I suspect that this is due to the varying emissivities affecting your IR thermometer readings. I HIGHLY doubt that you are generating enough heat to make a foot-long aluminum bar vary by 27 degrees (15C). Blocks of Aluminum are 250 W/m*k thermal conductivity. If you've got 1/100th that, you'd need 70W. Read up on how the IR thermometer is affected by surfaces. You need special calibration (And surface selection!) to compare painted metal to shiny metal.
Yes, it is a common problem in pyrometry. I actually sell a high end "emissivity corrected pyrometer" sensor, and the effect is very large. (on the measurement, much less on the actual temperature).
Less obvious, is that the emissivity needs to be measured at the same wavelength as the pyrometer measurement or the results will still be substantially off, and it gets even more picky from there. It is even possible to have two paints that both look the same color to your eyes give completely different results from this effect.

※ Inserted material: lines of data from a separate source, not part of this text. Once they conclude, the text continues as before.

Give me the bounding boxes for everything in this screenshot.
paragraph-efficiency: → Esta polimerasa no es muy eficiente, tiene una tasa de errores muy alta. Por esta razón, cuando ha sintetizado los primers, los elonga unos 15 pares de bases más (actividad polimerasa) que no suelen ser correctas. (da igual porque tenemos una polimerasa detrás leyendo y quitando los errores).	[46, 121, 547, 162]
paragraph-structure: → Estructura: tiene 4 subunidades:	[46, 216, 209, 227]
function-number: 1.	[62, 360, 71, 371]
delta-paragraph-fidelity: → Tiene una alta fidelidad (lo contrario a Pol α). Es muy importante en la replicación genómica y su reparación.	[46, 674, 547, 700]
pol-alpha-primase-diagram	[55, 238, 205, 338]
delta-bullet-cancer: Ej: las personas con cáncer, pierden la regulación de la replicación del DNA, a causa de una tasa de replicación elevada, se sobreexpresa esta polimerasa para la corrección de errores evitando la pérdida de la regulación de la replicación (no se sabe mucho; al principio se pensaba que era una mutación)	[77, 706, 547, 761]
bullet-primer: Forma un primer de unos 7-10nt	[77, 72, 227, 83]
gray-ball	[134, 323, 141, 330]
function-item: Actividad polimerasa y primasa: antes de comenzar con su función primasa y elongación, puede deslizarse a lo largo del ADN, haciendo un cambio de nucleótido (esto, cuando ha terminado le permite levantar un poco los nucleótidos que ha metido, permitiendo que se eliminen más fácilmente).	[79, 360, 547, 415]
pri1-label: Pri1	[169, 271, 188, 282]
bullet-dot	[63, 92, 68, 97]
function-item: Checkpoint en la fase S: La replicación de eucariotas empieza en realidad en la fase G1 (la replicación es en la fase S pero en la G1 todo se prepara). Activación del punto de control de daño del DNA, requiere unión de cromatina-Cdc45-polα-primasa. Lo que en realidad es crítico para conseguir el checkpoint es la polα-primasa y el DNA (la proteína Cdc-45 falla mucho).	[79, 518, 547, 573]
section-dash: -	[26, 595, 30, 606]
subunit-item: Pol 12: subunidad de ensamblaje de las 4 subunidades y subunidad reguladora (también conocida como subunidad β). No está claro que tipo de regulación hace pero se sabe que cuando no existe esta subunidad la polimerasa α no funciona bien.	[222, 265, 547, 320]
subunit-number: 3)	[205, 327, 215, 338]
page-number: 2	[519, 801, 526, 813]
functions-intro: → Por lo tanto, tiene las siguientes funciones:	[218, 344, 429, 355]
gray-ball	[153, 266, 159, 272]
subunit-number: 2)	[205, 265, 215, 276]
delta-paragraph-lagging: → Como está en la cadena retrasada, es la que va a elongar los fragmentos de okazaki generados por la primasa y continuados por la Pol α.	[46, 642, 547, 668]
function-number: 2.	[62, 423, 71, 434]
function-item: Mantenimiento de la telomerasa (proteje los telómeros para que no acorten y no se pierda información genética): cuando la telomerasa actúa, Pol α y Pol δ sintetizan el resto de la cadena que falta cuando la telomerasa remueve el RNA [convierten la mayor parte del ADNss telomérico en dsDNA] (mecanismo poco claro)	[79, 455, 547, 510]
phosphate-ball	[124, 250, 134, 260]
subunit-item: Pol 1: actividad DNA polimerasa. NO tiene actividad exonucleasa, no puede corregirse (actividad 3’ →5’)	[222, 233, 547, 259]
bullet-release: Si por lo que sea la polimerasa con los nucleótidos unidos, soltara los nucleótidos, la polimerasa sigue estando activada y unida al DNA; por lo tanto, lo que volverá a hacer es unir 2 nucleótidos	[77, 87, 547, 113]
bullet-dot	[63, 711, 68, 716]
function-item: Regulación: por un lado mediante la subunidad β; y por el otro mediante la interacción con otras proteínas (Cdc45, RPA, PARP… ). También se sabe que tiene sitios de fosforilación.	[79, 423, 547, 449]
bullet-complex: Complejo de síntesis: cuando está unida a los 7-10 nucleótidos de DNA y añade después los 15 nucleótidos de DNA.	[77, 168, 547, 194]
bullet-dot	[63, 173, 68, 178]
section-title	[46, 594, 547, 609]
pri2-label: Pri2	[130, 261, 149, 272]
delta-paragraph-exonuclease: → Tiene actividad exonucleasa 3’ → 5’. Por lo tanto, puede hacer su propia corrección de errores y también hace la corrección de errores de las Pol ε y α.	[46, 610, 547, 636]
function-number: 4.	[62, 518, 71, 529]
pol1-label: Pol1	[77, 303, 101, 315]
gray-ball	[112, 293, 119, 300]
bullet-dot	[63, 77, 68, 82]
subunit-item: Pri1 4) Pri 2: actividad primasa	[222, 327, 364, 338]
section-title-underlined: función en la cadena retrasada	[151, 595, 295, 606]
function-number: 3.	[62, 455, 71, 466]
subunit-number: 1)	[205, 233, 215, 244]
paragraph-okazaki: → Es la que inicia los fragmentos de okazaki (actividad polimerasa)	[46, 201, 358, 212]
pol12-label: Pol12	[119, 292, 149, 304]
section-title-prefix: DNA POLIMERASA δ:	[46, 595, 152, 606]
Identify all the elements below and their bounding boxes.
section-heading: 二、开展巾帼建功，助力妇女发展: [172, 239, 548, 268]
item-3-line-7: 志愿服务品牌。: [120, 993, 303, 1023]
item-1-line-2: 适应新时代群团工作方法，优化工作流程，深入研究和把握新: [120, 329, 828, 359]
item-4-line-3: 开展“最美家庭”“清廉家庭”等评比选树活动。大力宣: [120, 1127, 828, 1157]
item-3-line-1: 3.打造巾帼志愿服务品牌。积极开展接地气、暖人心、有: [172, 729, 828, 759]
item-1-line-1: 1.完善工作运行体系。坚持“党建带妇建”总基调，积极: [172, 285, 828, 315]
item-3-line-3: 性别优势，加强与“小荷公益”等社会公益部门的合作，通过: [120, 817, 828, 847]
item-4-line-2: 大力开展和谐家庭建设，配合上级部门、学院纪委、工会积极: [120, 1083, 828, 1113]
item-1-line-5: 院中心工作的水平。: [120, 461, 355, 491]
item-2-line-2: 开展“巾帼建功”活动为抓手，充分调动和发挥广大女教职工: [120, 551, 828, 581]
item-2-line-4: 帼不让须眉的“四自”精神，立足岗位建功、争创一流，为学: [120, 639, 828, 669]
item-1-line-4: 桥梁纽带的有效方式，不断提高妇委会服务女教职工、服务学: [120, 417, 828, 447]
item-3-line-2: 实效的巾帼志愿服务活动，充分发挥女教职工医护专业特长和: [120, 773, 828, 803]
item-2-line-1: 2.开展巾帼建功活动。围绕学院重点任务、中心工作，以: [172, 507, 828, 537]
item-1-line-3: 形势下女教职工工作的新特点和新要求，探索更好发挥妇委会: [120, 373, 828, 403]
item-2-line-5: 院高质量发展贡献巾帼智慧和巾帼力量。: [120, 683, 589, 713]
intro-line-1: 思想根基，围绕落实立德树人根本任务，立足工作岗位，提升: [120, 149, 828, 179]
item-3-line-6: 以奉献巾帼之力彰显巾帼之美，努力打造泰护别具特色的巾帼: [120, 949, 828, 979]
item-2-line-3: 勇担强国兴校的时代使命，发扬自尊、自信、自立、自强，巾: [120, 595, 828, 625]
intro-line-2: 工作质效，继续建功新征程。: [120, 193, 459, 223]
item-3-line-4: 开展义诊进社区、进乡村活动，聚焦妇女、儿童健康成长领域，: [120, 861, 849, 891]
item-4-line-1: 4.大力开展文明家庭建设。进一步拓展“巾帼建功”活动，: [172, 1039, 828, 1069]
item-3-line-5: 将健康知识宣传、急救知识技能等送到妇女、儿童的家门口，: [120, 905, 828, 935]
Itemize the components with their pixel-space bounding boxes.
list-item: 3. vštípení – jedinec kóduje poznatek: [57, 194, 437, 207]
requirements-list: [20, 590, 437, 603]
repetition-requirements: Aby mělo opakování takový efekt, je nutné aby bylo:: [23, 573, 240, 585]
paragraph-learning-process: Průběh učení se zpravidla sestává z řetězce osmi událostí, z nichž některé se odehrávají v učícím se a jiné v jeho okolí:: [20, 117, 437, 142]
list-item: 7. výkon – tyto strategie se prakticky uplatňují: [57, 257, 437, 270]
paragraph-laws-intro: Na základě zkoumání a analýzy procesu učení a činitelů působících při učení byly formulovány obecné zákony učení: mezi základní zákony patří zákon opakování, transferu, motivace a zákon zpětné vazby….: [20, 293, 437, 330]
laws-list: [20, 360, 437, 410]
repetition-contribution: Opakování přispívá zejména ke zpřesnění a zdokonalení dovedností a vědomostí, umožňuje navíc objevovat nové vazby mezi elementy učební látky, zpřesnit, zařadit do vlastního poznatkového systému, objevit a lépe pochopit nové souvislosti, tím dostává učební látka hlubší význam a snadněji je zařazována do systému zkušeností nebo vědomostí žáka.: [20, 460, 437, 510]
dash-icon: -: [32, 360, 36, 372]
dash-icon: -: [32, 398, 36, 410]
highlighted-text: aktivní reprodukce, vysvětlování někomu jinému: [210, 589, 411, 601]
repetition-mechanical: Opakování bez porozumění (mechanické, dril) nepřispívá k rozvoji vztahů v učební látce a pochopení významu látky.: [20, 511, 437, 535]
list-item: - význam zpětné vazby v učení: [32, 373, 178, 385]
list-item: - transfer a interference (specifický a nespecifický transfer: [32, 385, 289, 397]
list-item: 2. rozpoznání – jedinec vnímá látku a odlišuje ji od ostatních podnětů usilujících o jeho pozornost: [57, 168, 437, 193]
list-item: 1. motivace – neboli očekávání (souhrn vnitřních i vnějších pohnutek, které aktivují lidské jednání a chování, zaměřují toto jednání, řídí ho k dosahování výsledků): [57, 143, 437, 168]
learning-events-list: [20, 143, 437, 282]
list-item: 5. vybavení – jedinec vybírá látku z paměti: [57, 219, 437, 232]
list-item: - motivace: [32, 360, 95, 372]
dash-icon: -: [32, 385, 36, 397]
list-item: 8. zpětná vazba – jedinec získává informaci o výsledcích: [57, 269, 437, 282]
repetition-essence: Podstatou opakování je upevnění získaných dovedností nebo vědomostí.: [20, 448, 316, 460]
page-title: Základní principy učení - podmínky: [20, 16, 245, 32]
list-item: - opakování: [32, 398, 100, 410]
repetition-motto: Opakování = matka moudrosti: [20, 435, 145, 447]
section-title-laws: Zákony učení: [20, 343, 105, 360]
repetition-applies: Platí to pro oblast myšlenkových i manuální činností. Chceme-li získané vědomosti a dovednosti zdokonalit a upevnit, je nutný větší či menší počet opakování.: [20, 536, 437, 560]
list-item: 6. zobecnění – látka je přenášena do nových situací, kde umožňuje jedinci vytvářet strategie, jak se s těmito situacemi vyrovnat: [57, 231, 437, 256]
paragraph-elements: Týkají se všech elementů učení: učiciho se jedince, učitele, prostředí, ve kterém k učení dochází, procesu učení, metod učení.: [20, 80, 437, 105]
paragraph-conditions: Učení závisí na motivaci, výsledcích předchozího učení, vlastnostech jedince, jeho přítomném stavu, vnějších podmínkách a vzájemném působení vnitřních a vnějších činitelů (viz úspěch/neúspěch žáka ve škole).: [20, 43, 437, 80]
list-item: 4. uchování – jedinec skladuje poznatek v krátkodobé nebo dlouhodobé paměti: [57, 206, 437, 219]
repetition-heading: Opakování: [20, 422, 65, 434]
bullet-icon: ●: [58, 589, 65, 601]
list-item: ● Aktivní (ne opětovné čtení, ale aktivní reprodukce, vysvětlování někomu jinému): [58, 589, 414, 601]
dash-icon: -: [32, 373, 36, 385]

These units are BMW sort of prices though, so definitely not for the consumer market.
If you are interested in making a black body radiator from copper, the most important thing is not the color, but the consistency of the surface. Consider rough sanding it, and then force oxidize it to a consistent look. (similar to anodizing aluminum) There are some artist techniques for copper that give that ugly green look - that is what you want.